Great Barrier Reef: Record High Coral Cover, Victim of Scare Campaign

Great Barrier Reef: Record High Coral Cover, Victim of Scare Campaign.

Graham Lloyd:

The Great Barrier Reef has set a new record for hard coral cover over two-thirds of its 2300km length, results of the Australian Institute of Marine Science official long-term monitoring program show. …

Joanne Nova:

In 36 years of measuring coral cover on the reef, it’s never been better. …

Bleaching happened in 2016, 2017, 2020 and 2022. The World Heritage Committee is still deciding if it should be listed as officially endangered. Possibly we should worry that rampant coral growth might deprive us of bare ocean spaces in between. …

We know that corals bleached all the way back in 1862, and probably have for millions of years, there were just not many scuba divers to record it.

Peter Ridd:

The reef as a whole is at record high levels …

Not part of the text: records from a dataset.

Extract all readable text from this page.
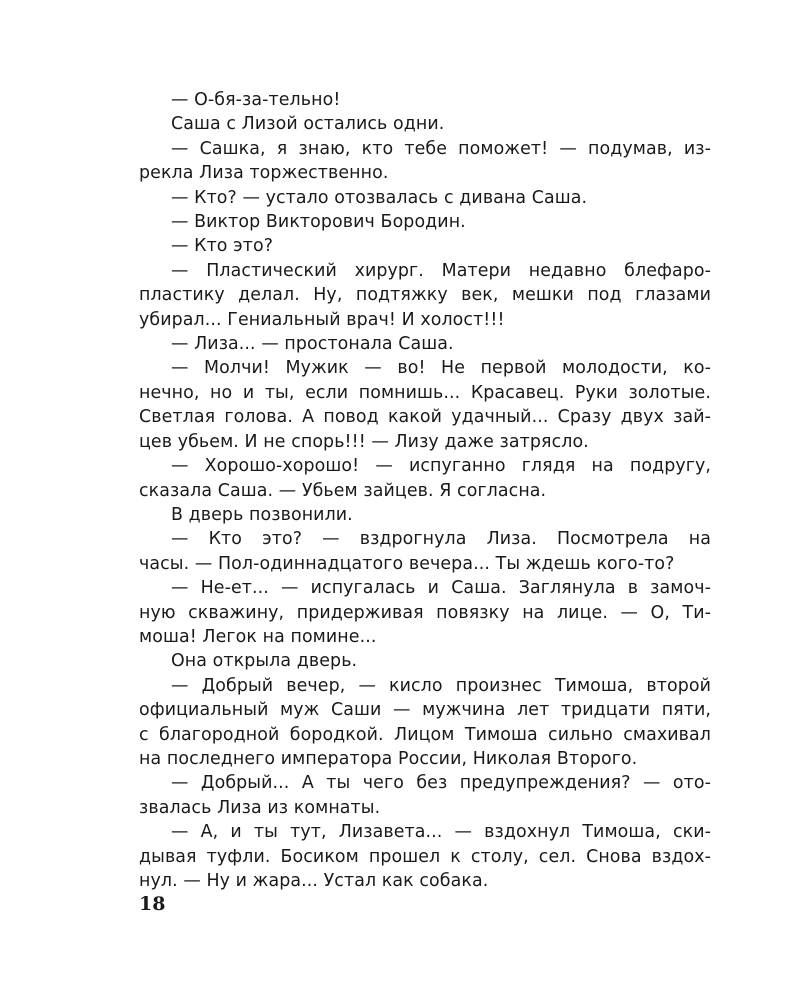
— О-бя-за-тельно!
Саша с Лизой остались одни.
— Сашка, я знаю, кто тебе поможет! — подумав, из-
рекла Лиза торжественно.
— Кто? — устало отозвалась с дивана Саша.
— Виктор Викторович Бородин.
— Кто это?
— Пластический хирург. Матери недавно блефаро-
пластику делал. Ну, подтяжку век, мешки под глазами
убирал... Гениальный врач! И холост!!!
— Лиза... — простонала Саша.
— Молчи! Мужик — во! Не первой молодости, ко-
нечно, но и ты, если помнишь... Красавец. Руки золотые.
Светлая голова. А повод какой удачный... Сразу двух зай-
цев убьем. И не спорь!!! — Лизу даже затрясло.
— Хорошо-хорошо! — испуганно глядя на подругу,
сказала Саша. — Убьем зайцев. Я согласна.
В дверь позвонили.
— Кто это? — вздрогнула Лиза. Посмотрела на
часы. — Пол-одиннадцатого вечера... Ты ждешь кого-то?
— Не-ет... — испугалась и Саша. Заглянула в замоч-
ную скважину, придерживая повязку на лице. — О, Ти-
моша! Легок на помине...
Она открыла дверь.
— Добрый вечер, — кисло произнес Тимоша, второй
официальный муж Саши — мужчина лет тридцати пяти,
с благородной бородкой. Лицом Тимоша сильно смахивал
на последнего императора России, Николая Второго.
— Добрый... А ты чего без предупреждения? — ото-
звалась Лиза из комнаты.
— А, и ты тут, Лизавета... — вздохнул Тимоша, ски-
дывая туфли. Босиком прошел к столу, сел. Снова вздох-
нул. — Ну и жара... Устал как собака.
18
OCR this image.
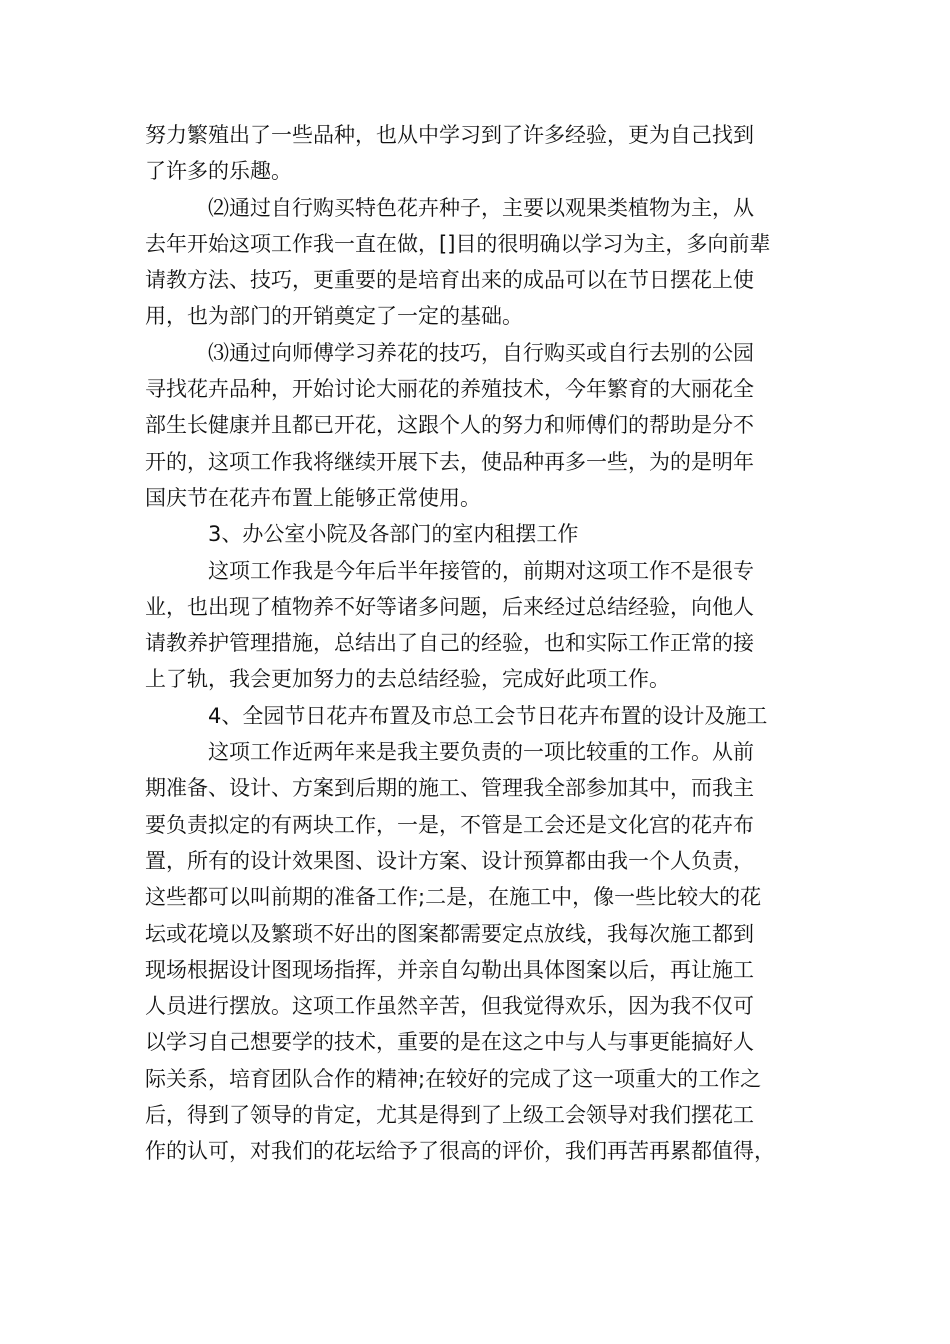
努力繁殖出了一些品种，也从中学习到了许多经验，更为自己找到
了许多的乐趣。
⑵通过自行购买特色花卉种子，主要以观果类植物为主，从
去年开始这项工作我一直在做，[]目的很明确以学习为主，多向前辈
请教方法、技巧，更重要的是培育出来的成品可以在节日摆花上使
用，也为部门的开销奠定了一定的基础。
⑶通过向师傅学习养花的技巧，自行购买或自行去别的公园
寻找花卉品种，开始讨论大丽花的养殖技术，今年繁育的大丽花全
部生长健康并且都已开花，这跟个人的努力和师傅们的帮助是分不
开的，这项工作我将继续开展下去，使品种再多一些，为的是明年
国庆节在花卉布置上能够正常使用。
3、办公室小院及各部门的室内租摆工作
这项工作我是今年后半年接管的，前期对这项工作不是很专
业，也出现了植物养不好等诸多问题，后来经过总结经验，向他人
请教养护管理措施，总结出了自己的经验，也和实际工作正常的接
上了轨，我会更加努力的去总结经验，完成好此项工作。
4、全园节日花卉布置及市总工会节日花卉布置的设计及施工
这项工作近两年来是我主要负责的一项比较重的工作。从前
期准备、设计、方案到后期的施工、管理我全部参加其中，而我主
要负责拟定的有两块工作，一是，不管是工会还是文化宫的花卉布
置，所有的设计效果图、设计方案、设计预算都由我一个人负责，
这些都可以叫前期的准备工作;二是，在施工中，像一些比较大的花
坛或花境以及繁琐不好出的图案都需要定点放线，我每次施工都到
现场根据设计图现场指挥，并亲自勾勒出具体图案以后，再让施工
人员进行摆放。这项工作虽然辛苦，但我觉得欢乐，因为我不仅可
以学习自己想要学的技术，重要的是在这之中与人与事更能搞好人
际关系，培育团队合作的精神;在较好的完成了这一项重大的工作之
后，得到了领导的肯定，尤其是得到了上级工会领导对我们摆花工
作的认可，对我们的花坛给予了很高的评价，我们再苦再累都值得，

This result is proof many science institutions have been misleading the public about the state of the reef. They claimed we had four devastating and unprecedented bleaching events since 2016. So much bleaching, death and destruction supposedly has never happened before and is because of climate change — and now we have record high coral cover.

The damage done by the professional liars:

The gross misrepresentation of the state of the reef is not a victimless crime. Schoolchildren around the world have been indoctrinated to believe the reef is almost finished. The reputation of the Queensland tourist industry’s premier attraction has been smashed in world media. And there are now many pointless but expensive regulations affecting north Queensland farmers including reductions in the use of fertilisers. All because the reef is supposedly in a dire predicament. …

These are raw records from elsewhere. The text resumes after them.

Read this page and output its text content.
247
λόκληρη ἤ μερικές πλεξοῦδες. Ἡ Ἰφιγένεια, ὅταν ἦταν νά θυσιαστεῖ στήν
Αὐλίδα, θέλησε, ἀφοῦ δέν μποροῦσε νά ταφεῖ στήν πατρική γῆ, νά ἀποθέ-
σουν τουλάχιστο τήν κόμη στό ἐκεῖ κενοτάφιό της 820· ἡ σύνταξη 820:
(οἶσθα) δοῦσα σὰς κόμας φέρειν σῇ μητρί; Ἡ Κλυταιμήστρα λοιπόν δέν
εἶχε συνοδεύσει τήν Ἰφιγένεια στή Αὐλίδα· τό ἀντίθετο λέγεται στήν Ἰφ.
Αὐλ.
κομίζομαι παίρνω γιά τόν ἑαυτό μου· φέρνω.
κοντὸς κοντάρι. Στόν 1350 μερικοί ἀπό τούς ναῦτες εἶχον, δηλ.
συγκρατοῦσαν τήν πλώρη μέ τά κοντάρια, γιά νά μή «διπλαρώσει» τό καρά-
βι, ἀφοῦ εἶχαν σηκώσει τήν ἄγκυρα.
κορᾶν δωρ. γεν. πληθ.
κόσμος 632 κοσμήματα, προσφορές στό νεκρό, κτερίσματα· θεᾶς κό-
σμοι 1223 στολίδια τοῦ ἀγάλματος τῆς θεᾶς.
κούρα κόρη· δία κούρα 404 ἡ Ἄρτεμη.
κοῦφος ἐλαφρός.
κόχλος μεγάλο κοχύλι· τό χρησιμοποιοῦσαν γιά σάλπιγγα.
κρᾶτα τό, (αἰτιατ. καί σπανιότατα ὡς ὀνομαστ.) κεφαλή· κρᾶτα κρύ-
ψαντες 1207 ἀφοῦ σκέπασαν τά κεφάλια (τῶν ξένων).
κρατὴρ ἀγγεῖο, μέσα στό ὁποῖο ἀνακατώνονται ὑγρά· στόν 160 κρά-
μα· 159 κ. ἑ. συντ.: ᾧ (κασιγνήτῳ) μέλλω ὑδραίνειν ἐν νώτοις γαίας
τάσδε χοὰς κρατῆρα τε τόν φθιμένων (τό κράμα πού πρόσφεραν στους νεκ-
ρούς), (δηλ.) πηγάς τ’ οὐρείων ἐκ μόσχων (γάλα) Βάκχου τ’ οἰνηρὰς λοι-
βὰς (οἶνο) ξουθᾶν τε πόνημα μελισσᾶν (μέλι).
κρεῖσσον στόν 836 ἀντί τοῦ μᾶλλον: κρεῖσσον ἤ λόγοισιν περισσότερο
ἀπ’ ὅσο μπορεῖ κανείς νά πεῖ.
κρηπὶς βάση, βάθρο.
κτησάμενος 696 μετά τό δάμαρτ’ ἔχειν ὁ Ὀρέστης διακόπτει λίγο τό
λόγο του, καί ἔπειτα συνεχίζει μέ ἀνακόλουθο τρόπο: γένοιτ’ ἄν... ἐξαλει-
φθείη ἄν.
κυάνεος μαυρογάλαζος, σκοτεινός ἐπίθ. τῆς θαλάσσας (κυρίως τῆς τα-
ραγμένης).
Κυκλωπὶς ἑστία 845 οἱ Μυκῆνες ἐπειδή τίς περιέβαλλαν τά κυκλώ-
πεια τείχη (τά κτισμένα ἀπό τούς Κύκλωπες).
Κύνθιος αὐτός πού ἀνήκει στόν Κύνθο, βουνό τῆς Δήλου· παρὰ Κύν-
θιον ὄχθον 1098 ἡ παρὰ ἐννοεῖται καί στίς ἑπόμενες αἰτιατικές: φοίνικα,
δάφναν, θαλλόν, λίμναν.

Cyclones, not minor temperature fluctuations, cause the big damage:

The data also shows that cyclones are the main contributor to temporary coral loss and that bleaching events are comparatively minor. The biggest mortality event was Cyclone Hamish which, in 2009, tracked down the southern and central reefs, and the waves it generated destroyed up to 75 per cent of coral in its path. Hamish was devastating mostly because of its path.

And despite what is often stated, cyclones have not got worse in the past century.